The deeper question is why people started using MAJOR.MINOR.PATCH for software versions. I decided to post my Speculation on how version numbers came to be elsewhere.
Solution 2:
It is called “major.minor.patch.”
When the first number changes, you can expect to see major changes in the software features. When the second number changes, you can expect to see minor changes in the software features.

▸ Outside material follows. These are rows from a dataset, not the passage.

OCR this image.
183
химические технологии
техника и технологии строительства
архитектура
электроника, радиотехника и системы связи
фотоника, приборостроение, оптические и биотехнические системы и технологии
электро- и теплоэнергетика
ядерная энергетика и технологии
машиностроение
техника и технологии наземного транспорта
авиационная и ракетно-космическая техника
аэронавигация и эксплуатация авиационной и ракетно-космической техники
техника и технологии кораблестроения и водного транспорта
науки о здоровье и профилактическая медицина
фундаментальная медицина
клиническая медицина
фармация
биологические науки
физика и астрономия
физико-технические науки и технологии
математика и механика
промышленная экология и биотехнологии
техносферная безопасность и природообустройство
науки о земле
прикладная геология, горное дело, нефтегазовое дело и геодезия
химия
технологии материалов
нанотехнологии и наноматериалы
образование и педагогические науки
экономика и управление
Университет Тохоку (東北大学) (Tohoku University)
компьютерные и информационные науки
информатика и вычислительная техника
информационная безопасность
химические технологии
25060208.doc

When the third number changes, you can expect to see no changes in the software features at all, except that it should perform more reliably, because a patch has been applied to fix bugs.
Solution 3:
You could call it ordinal.
ordinal -
- of a specified order or rank in a series
- of or relating to a taxonomic order
What this means in practice is that "second" is ordinal while "two" is cardinal.
In terms of software, you could say that "Windows Vista" was stupidly cardinal-- it's Windows with a view!-- while "Windows 10" at least is apparently ordinal.
I do also think that ordinal allows for branches and forks in a way that sequential, which you mention, does not.